Analysing results can be boring. The experiment is basically complete and you want it out of the way as soon as possible. However, it is likely that even if the results are bad you will be back one day staring at the spreadsheet trying to interpret what it all meant.
When you write papers or your thesis you won’t remember which of your myriad spreadsheets are the ones you want. Therefore, it is best to keep a consistent layout across projects and title every column and row so they are instantly recognisable when you return to them.
Get Practical Tips- In Excel, keep a copy of all your graphs on a separate sheet (not a separate document), which should be labelled graphs. Then you can instantly see if a spreadsheet contains good data or not.
- Label all your graphs with the maximum amount of information. Don’t leave the axis as x or y or % Change. They are meaningless. Write exactly what you measured in the axes.

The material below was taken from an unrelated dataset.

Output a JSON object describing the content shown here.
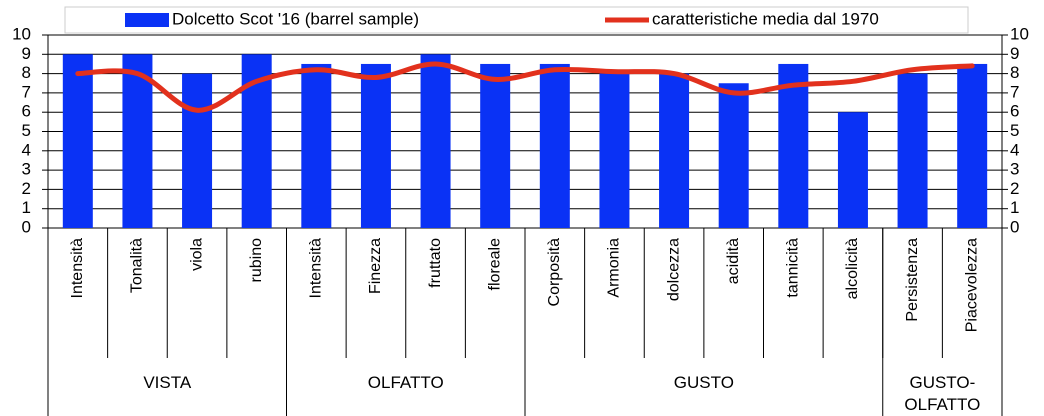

- Try as much as possible to utilise (and title) different sheets (again NOT different documents) for different tables of data. If you have to scroll through thousands of lines of data with other tables beneath and to the side, it quickly becomes uninterpretable.
Read Personal Perspective
My bane was always the unlabelled graph. I would even show them to my supervisor and he’d just look at me blankly and say, “What does it mean?” At the time it was obvious to me as I’d just done it, but he – and myself in the future – had no idea. It’s so quick to label an axis, and it takes so long to interpret one that isn’t labelled. When I wrote my thesis I discovered this, but it was too late by then.